Publicado em 01/ago/2017


A Comissão de Trabalho, de Administração e Serviço Público aprovou proposta que isenta municípios com queda de arrecadação superior a 10% de sofrerem as restrições impostas pela Lei de Responsabilidade Fiscal (LRF – Lei Complementar 101/00) quando ultrapassarem o limite para a despesa total com pessoal.

Pelo texto, para não sofrer as sanções previstas na LRF, o município deve comprovar que a perda de arrecadação foi provocada por diminuição das transferências do Fundo de Participação dos Municípios (FPM) ou por redução de receitas de royalties e participações especiais. É o que prevê o Projeto de Lei Complementar (PLP) 270/16, do Senado.

O relator na comissão, deputado Wolney Queiroz (PDT-PE), recomendou a aprovação da matéria. “Atualmente 80% dos municípios brasileiros encontram-se em situação fiscal difícil e são altamente dependentes das transferências de recursos do FPM e das compensações financeiras decorrentes da exploração do setor de petróleo e gás natural, dos recursos hídricos utilizados na geração de energia elétrica e dos minerais”, argumentou o relator.

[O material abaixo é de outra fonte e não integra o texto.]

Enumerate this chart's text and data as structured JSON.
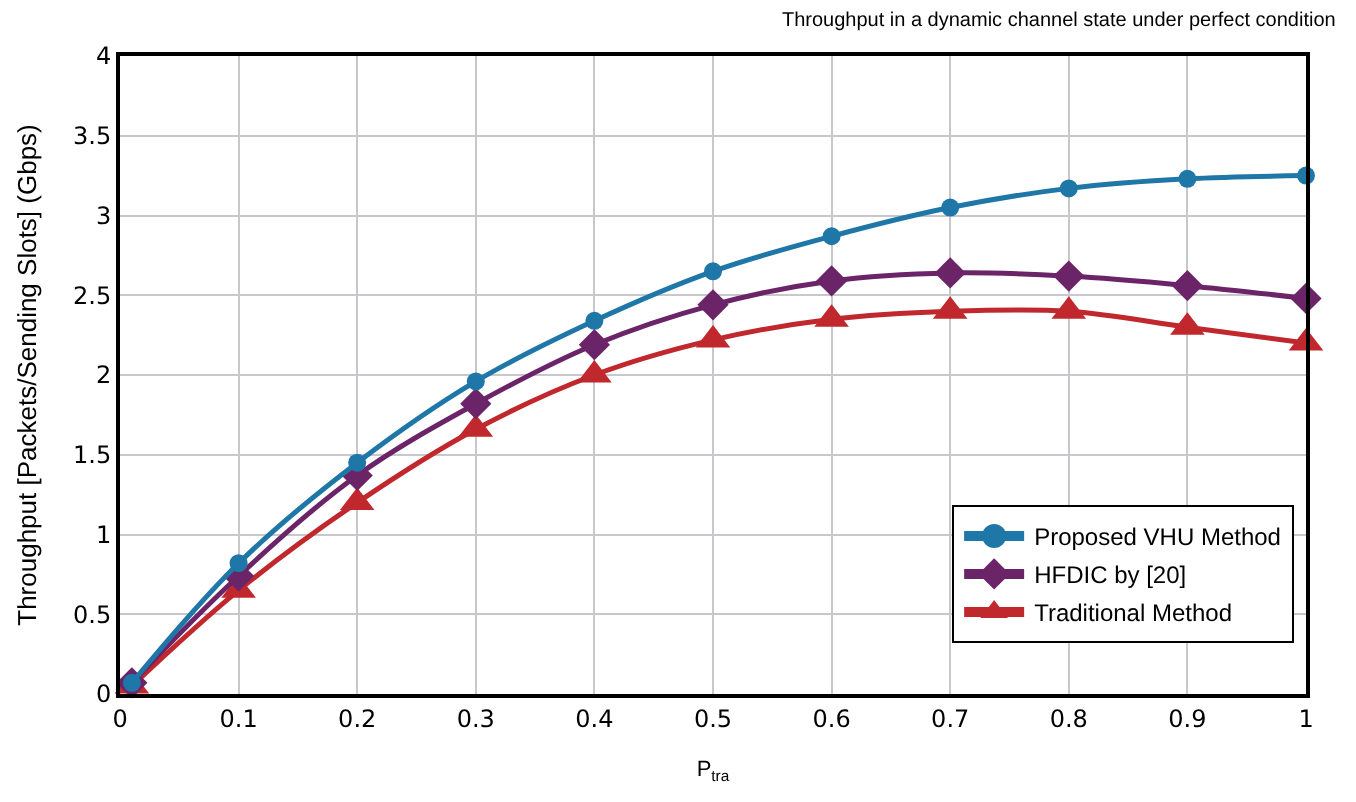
{
  "chart_data": {
    "type": "line",
    "title": "Throughput in a dynamic channel state under perfect condition",
    "xlabel": "P$_{tra}$",
    "ylabel": "Throughput [Packets/Sending Slots] (Gbps)",
    "x": [
      0.01,
      0.1,
      0.2,
      0.3,
      0.4,
      0.5,
      0.6,
      0.7,
      0.8,
      0.9,
      1
    ],
    "series": [
      {
        "name": "Proposed VHU Method",
        "color": "#1f77a8",
        "marker": "circle",
        "values": [
          0.07,
          0.82,
          1.45,
          1.96,
          2.34,
          2.65,
          2.87,
          3.05,
          3.17,
          3.23,
          3.25
        ]
      },
      {
        "name": "HFDIC by [20]",
        "color": "#6b2468",
        "marker": "diamond",
        "values": [
          0.07,
          0.74,
          1.37,
          1.82,
          2.19,
          2.44,
          2.59,
          2.64,
          2.62,
          2.56,
          2.48
        ]
      },
      {
        "name": "Traditional Method",
        "color": "#c0282d",
        "marker": "triangle",
        "values": [
          0.05,
          0.65,
          1.2,
          1.66,
          2.0,
          2.22,
          2.35,
          2.4,
          2.4,
          2.3,
          2.2
        ]
      }
    ],
    "xlim": [
      0,
      1
    ],
    "xticks": [
      0,
      0.1,
      0.2,
      0.3,
      0.4,
      0.5,
      0.6,
      0.7,
      0.8,
      0.9,
      1
    ],
    "ylim": [
      0,
      4
    ],
    "yticks": [
      0,
      0.5,
      1,
      1.5,
      2,
      2.5,
      3,
      3.5,
      4
    ],
    "grid": true,
    "legend": "bottom right",
    "line_style": "solid"
  }
}
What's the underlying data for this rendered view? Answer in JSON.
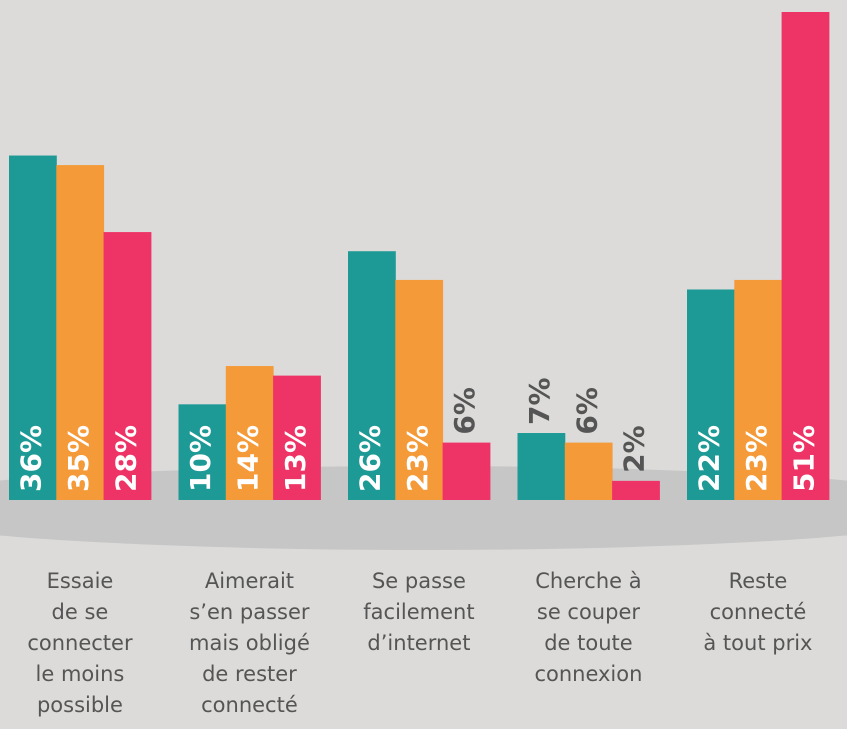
{
  "chart_data": {
    "type": "bar",
    "categories": [
      "Essaie\nde se\nconnecter\nle moins\npossible",
      "Aimerait\ns’en passer\nmais obligé\nde rester\nconnecté",
      "Se passe\nfacilement\nd’internet",
      "Cherche à\nse couper\nde toute\nconnexion",
      "Reste\nconnecté\nà tout prix"
    ],
    "series": [
      {
        "color": "#1e9a96",
        "values": [
          36,
          10,
          26,
          7,
          22
        ],
        "value_labels": [
          "36%",
          "10%",
          "26%",
          "7%",
          "22%"
        ]
      },
      {
        "color": "#f59a38",
        "values": [
          35,
          14,
          23,
          6,
          23
        ],
        "value_labels": [
          "35%",
          "14%",
          "23%",
          "6%",
          "23%"
        ]
      },
      {
        "color": "#ee3466",
        "values": [
          28,
          13,
          6,
          2,
          51
        ],
        "value_labels": [
          "28%",
          "13%",
          "6%",
          "2%",
          "51%"
        ]
      }
    ]
  }
}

Ainda segundo Queiroz, embora os recursos recebidos pelo FPM tenham historicamente apresentado crescimento nominal positivo e mesmo que o município não expanda o seu quadro de pessoal, estes continuam a descumprir o limite de gastos com pessoal, o que os impedem de receber transferências voluntárias destinadas à execução de obras de infraestrutura.

De acordo com a LRF, a despesa total dos municípios com pessoal não pode exceder a 60% da receita correntelíquida em cada período de apuração. O descumprimento dessa regra impede que o município receba transferências voluntárias; obtenha garantia, direta ou indireta, de outro ente; ou contraia empréstimos, exceto se destinados ao refinanciamento da dívida mobiliária ou à redução das despesas com pessoal.

Tramitação
Antes de seguir para o Plenário, o projeto será analisado ainda pelas comissões de Finanças e Tributação; e de Constituição e Justiça e de Cidadania.